Der erste Eindruck zählt

Bei der Onlinepartnersuche ist das Foto der Hingucker Nummer eins

Ein Fotoshooting gelingt am besten, wenn man sich in vertrauter Umgebung befindet. Foto: djd/FriendScout24 GmbH/thx
Ein Fotoshooting gelingt am besten, wenn man sich in vertrauter Umgebung befindet.
Foto: djd/FriendScout24 GmbH/thx

(djd). Viele Singles haben das neue Jahr mit dem Vorsatz begonnen, alles dafür zu tun, endlich einen Partner zu finden. Denn alleine machen viele Dinge einfach keinen rechten Spaß. Viele nutzen die Wintermonate, um sich in der kuscheligen Wohnung auf Partnerportalen im Netz zu präsentieren. Wie im richtigen Leben gilt auch hier: Für den ersten Eindruck gibt es keine zweite Chance. Und diesen ersten Eindruck macht man sich über das Profilfoto, ein Bild sagt immer mehr als tausend Worte. „Die Chancen, kontaktiert zu werden, sind mit Foto neunmal höher als ohne“, weiß Martin Blömer vom Verbraucherportal Ratgeberzentrale.de.

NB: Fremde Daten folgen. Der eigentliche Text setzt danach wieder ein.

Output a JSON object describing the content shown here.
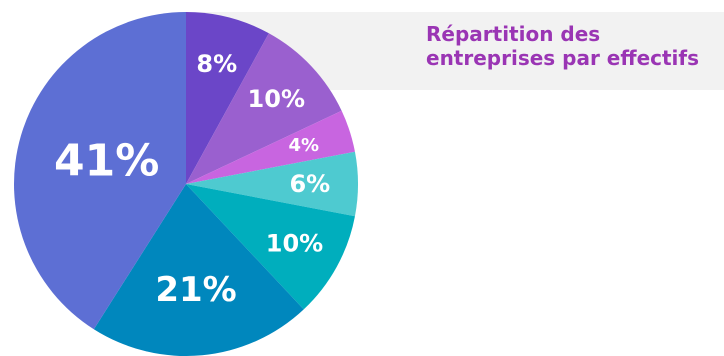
{
  "chart_data": {
    "type": "pie",
    "title": "Répartition des entreprises par effectifs",
    "slices": [
      {
        "value": 8,
        "label": "8%",
        "color": "#6b46c8"
      },
      {
        "value": 10,
        "label": "10%",
        "color": "#9a60cf"
      },
      {
        "value": 4,
        "label": "4%",
        "color": "#c865e0"
      },
      {
        "value": 6,
        "label": "6%",
        "color": "#4ecad0"
      },
      {
        "value": 10,
        "label": "10%",
        "color": "#00aebd"
      },
      {
        "value": 21,
        "label": "21%",
        "color": "#0087bd"
      },
      {
        "value": 41,
        "label": "41%",
        "color": "#5d6fd4"
      }
    ],
    "start": "12 o'clock",
    "direction": "clockwise",
    "legend": "none"
  }
}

Sich selbst ins rechte Licht rücken

Bei FriendScout24 etwa kann man bis zu 25 Bilder hochladen und sich in möglichst vielen Facetten zeigen. „Die Bilder sollten auf jeden Fall aktuell sein – und im Idealfall in Farbe, nicht schwarz-weiß“, sagt Eva-Maria Mueller. Kinder, Ex-Partner oder andere Personen machen sich zwar gut im privaten Fotoalbum, beim Onlinedating sind sie jedoch fehl am Platz. Das Foto, das beim Aufruf des Profils gezeigt wird, ist das wichtigste. Hier sollte das Gesicht gut erkennbar sein, das Tragen einer Sonnenbrille oder einer Mütze etwa ist nicht ideal. Bevor man ein Bild vom Rechner ins Partnerportal hochlädt, kann man sich ins rechte Licht rücken, ohne gleich zu schummeln – Unschärfe, rote Augen oder eine schlechte Beleuchtung lassen sich schnell am eigenen PC beheben.

Natürlich statt „stylisch“

Kein passendes Foto zur Hand? Dann sollte man einen guten Freund oder eine gute Freundin bitten, eine spontane Aufnahme zu machen. Das gelingt am besten, wenn man es nicht zu verbissen sieht – so entstehen die natürlichsten Fotos. „Also lieber kein Selfie vor den Badezimmerkacheln, aber es muss auch nicht gleich das Profifotostudio sein“, sagt Eva-Maria Mueller. Dort bestehe die Gefahr, dass man sich zu „professionell“ abbildet und das Bild einen gekünstelten Eindruck hinterlasse.